The medical transcription field fits that need, she said.
“It’s a match that makes sense,” Arsht said. The Defense Department has a young, talented pool of military spouses seeking careers that dovetail with their unique, mobile lives, she said, and the medical transcription career field needs such talent.
“Our spouses have been telling us for some time that they desire a career that fits with their mobile military lifestyle,” Arsht said. The AHDI has received e-mails from more than 2,000 military spouses who have indicated interest in learning more about the medical transcription career field, she noted.
“When I initially started pursuing this career, I did not realize how perfectly it would fit into my lifestyle,” Debbie Kean, a Marine Corps spouse, stated in an article she wrote for the February issue of the Journal of the American Association for Medical Transcription.
Kean recommends medical transcription as an ideal career choice for military spouses, citing its work-at-home aspects, as well as providing the ability to budget her time throughout the day to attend to her children and other needs. Medical transcription companies often provide employees a 12-hour window to complete their daily allotment of work, she explained.
The average cost of medical transcription training is about $3,000, including tuition and books, for the typical 18-month program, Arsht said. Compensation for certified transcription specialists ranges from $11 to $19 an hour, she said, noting the pay is based on productivity.
Graduates of selected medical transcription training programs who earn the registered medical transcription credential are eligible to participate in the Labor Department’s approved registered apprenticeship program, Arsht said.

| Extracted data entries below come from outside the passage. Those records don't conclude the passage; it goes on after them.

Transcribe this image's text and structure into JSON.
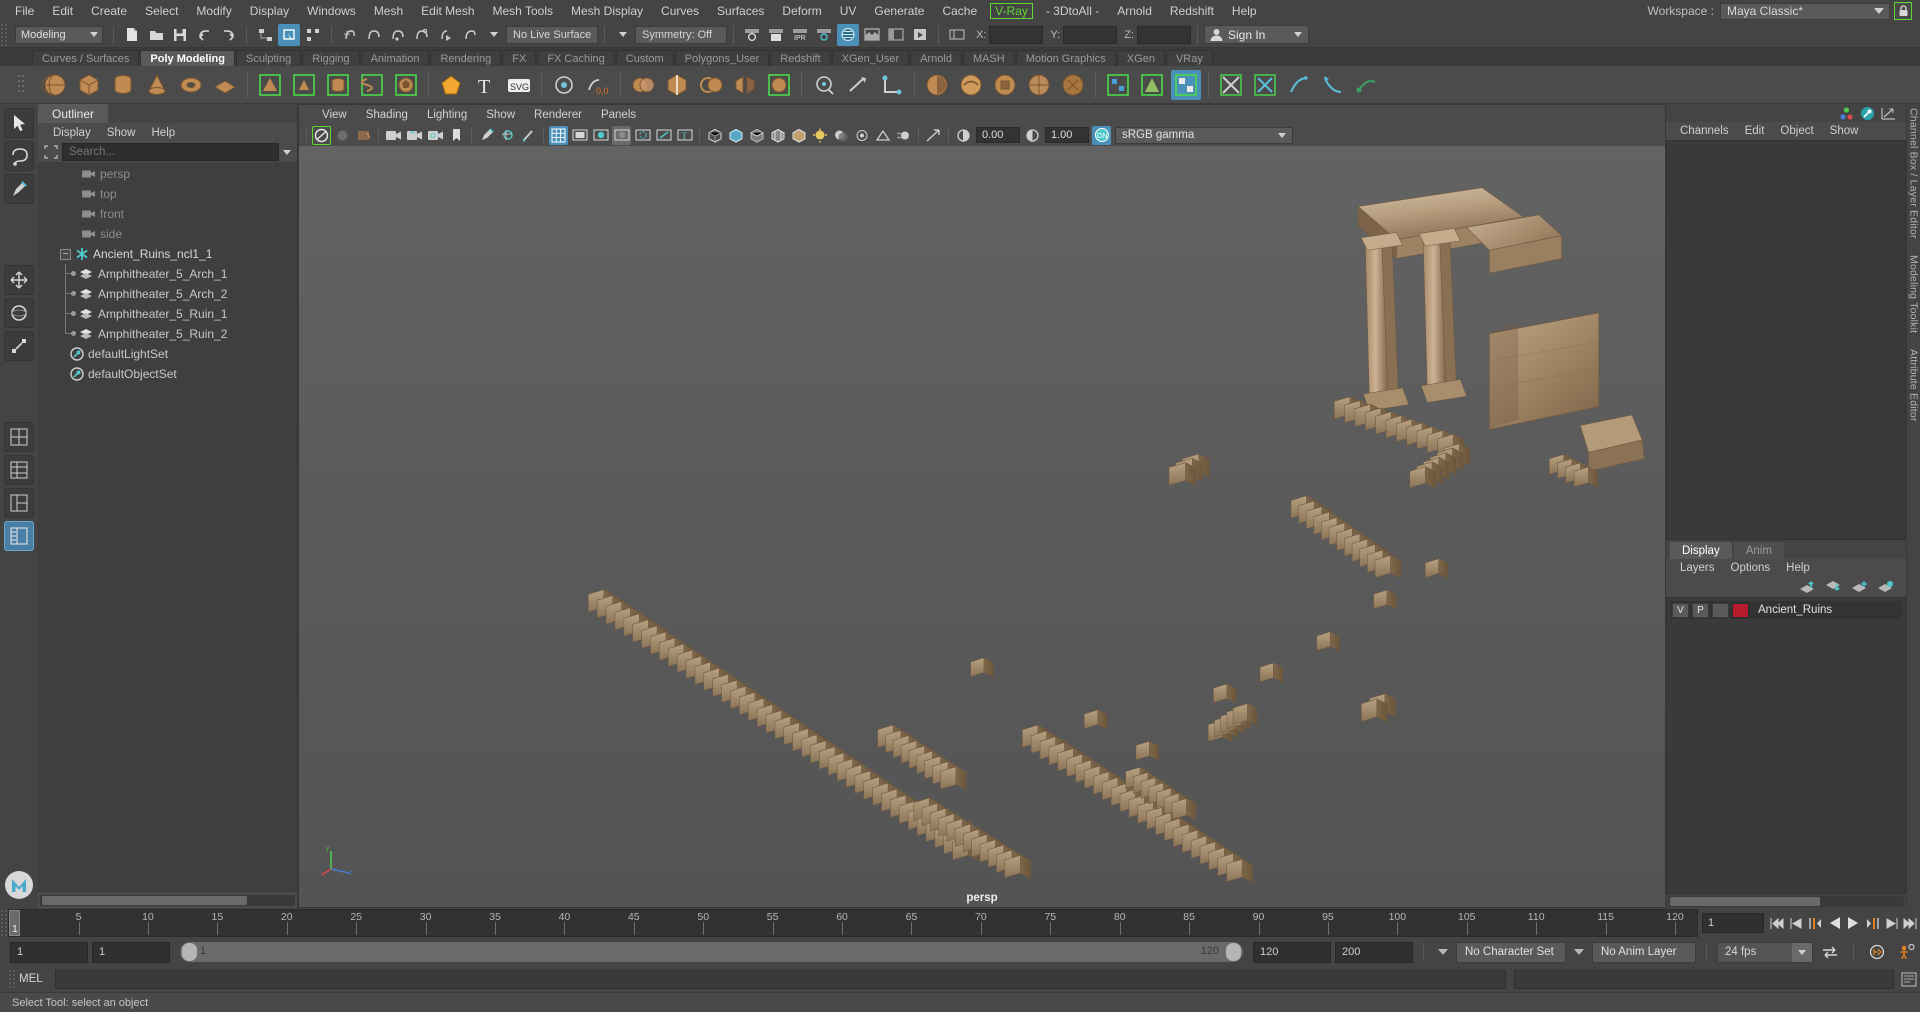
{
  "menubar": {
    "items": [
      "File",
      "Edit",
      "Create",
      "Select",
      "Modify",
      "Display",
      "Windows",
      "Mesh",
      "Edit Mesh",
      "Mesh Tools",
      "Mesh Display",
      "Curves",
      "Surfaces",
      "Deform",
      "UV",
      "Generate",
      "Cache"
    ],
    "vray": "V-Ray",
    "items_after": [
      "- 3DtoAll -",
      "Arnold",
      "Redshift",
      "Help"
    ],
    "workspace_label": "Workspace :",
    "workspace_value": "Maya Classic*",
    "lock_icon": "lock-icon",
    "vray_color": "#5dd835"
  },
  "statusline": {
    "mode": "Modeling",
    "no_live_surface": "No Live Surface",
    "symmetry": "Symmetry: Off",
    "coord_x_label": "X:",
    "coord_y_label": "Y:",
    "coord_z_label": "Z:",
    "coord_x": "",
    "coord_y": "",
    "coord_z": "",
    "signin": "Sign In",
    "signin_icon": "user-icon"
  },
  "shelf": {
    "tabs": [
      "Curves / Surfaces",
      "Poly Modeling",
      "Sculpting",
      "Rigging",
      "Animation",
      "Rendering",
      "FX",
      "FX Caching",
      "Custom",
      "Polygons_User",
      "Redshift",
      "XGen_User",
      "Arnold",
      "MASH",
      "Motion Graphics",
      "XGen",
      "VRay"
    ],
    "active_tab": "Poly Modeling"
  },
  "toolbox": {
    "items": [
      {
        "name": "select-tool",
        "selected": false
      },
      {
        "name": "lasso-tool",
        "selected": false
      },
      {
        "name": "paint-select-tool",
        "selected": false
      },
      {
        "name": "move-tool",
        "selected": false
      },
      {
        "name": "rotate-tool",
        "selected": false
      },
      {
        "name": "scale-tool",
        "selected": false
      },
      {
        "name": "last-tool",
        "selected": false
      },
      {
        "name": "four-view-layout",
        "selected": false
      },
      {
        "name": "persp-outliner-layout",
        "selected": false
      },
      {
        "name": "persp-graph-layout",
        "selected": false
      },
      {
        "name": "outliner-persp-layout",
        "selected": true
      }
    ],
    "logo": "maya-logo"
  },
  "outliner": {
    "title": "Outliner",
    "menu": [
      "Display",
      "Show",
      "Help"
    ],
    "search_placeholder": "Search...",
    "search_value": "",
    "tree": [
      {
        "label": "persp",
        "icon": "camera-icon",
        "depth": 1,
        "dim": true
      },
      {
        "label": "top",
        "icon": "camera-icon",
        "depth": 1,
        "dim": true
      },
      {
        "label": "front",
        "icon": "camera-icon",
        "depth": 1,
        "dim": true
      },
      {
        "label": "side",
        "icon": "camera-icon",
        "depth": 1,
        "dim": true
      },
      {
        "label": "Ancient_Ruins_ncl1_1",
        "icon": "nucleus-icon",
        "depth": 0,
        "dim": false,
        "expanded": true
      },
      {
        "label": "Amphitheater_5_Arch_1",
        "icon": "mesh-icon",
        "depth": 1,
        "dim": false
      },
      {
        "label": "Amphitheater_5_Arch_2",
        "icon": "mesh-icon",
        "depth": 1,
        "dim": false
      },
      {
        "label": "Amphitheater_5_Ruin_1",
        "icon": "mesh-icon",
        "depth": 1,
        "dim": false
      },
      {
        "label": "Amphitheater_5_Ruin_2",
        "icon": "mesh-icon",
        "depth": 1,
        "dim": false
      },
      {
        "label": "defaultLightSet",
        "icon": "set-icon",
        "depth": 0,
        "dim": false
      },
      {
        "label": "defaultObjectSet",
        "icon": "set-icon",
        "depth": 0,
        "dim": false
      }
    ]
  },
  "viewport": {
    "menu": [
      "View",
      "Shading",
      "Lighting",
      "Show",
      "Renderer",
      "Panels"
    ],
    "exposure_value": "0.00",
    "gamma_value": "1.00",
    "color_space": "sRGB gamma",
    "camera_label": "persp",
    "gizmo": "axis-gizmo"
  },
  "channelbox": {
    "menu": [
      "Channels",
      "Edit",
      "Object",
      "Show"
    ],
    "rail_labels": [
      "Channel Box / Layer Editor",
      "Modeling Toolkit",
      "Attribute Editor"
    ]
  },
  "layereditor": {
    "tabs": [
      "Display",
      "Anim"
    ],
    "active_tab": "Display",
    "menu": [
      "Layers",
      "Options",
      "Help"
    ],
    "buttons": [
      "move-layer-up-icon",
      "move-layer-down-icon",
      "new-layer-from-selected-icon",
      "new-layer-icon"
    ],
    "layers": [
      {
        "visible": "V",
        "playback": "P",
        "shading": "",
        "color": "#b71c2c",
        "name": "Ancient_Ruins"
      }
    ]
  },
  "timeline": {
    "ticks": [
      5,
      10,
      15,
      20,
      25,
      30,
      35,
      40,
      45,
      50,
      55,
      60,
      65,
      70,
      75,
      80,
      85,
      90,
      95,
      100,
      105,
      110,
      115,
      120
    ],
    "start": 1,
    "end": 120,
    "current_frame": "1",
    "current_frame_field": "1",
    "playback_buttons": [
      "go-to-start-icon",
      "step-back-key-icon",
      "step-back-frame-icon",
      "play-backwards-icon",
      "play-forwards-icon",
      "step-forward-frame-icon",
      "step-forward-key-icon",
      "go-to-end-icon"
    ]
  },
  "rangeslider": {
    "anim_start": "1",
    "range_start": "1",
    "bar_start_label": "1",
    "bar_end_label": "120",
    "range_end": "120",
    "anim_end": "200",
    "character_set": "No Character Set",
    "anim_layer": "No Anim Layer",
    "fps": "24 fps",
    "loop_icon": "loop-icon",
    "auto_key_icon": "auto-keyframe-icon",
    "anim_prefs_icon": "animation-preferences-icon"
  },
  "commandline": {
    "label": "MEL",
    "input_value": "",
    "script_editor_icon": "script-editor-icon"
  },
  "helpline": {
    "text": "Select Tool: select an object"
  }
}
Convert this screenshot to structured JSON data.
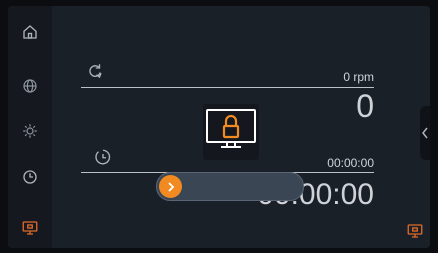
{
  "sidebar": {
    "items": [
      {
        "icon": "home-icon"
      },
      {
        "icon": "globe-icon"
      },
      {
        "icon": "brightness-icon"
      },
      {
        "icon": "timer-icon"
      },
      {
        "icon": "monitor-icon"
      }
    ]
  },
  "speed": {
    "icon": "rotation-speed-icon",
    "unit_label": "0 rpm",
    "value": "0"
  },
  "time": {
    "icon": "clock-icon",
    "set_label": "00:00:00",
    "value": "00:00:00"
  },
  "lock_overlay": {
    "icon": "screen-lock-icon"
  },
  "unlock_slider": {
    "knob_icon": "chevron-right-icon",
    "accent_color": "#f28a22",
    "level": 0
  },
  "side_tab": {
    "icon": "chevron-left-icon"
  },
  "bottom_button": {
    "icon": "monitor-icon"
  }
}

Additionally, the two associations “will assist military spouses in transitioning from school to work by linking them up with employers participating in the apprenticeship program,” Arsht said.
She said a number of schools, including Central Texas College, offer financial support or discounts for military spouses taking medical transcription training.
“We appreciate that nine schools are making training, scholarships and employment immediately available,” Arsht said.
The medical transcription career field is expanding, Arsht pointed out, as federal government and private-sector health care providers work to replace all paper-based medical records with more accurate and efficient electronic versions. Labor Department statistics indicate that the need for medical transcription specialists is projected to be strong through 2014, she said.
“As our nation looks to making the electronic health record a reality for all patients, medical transcription will grow in demand,” Arsht predicted.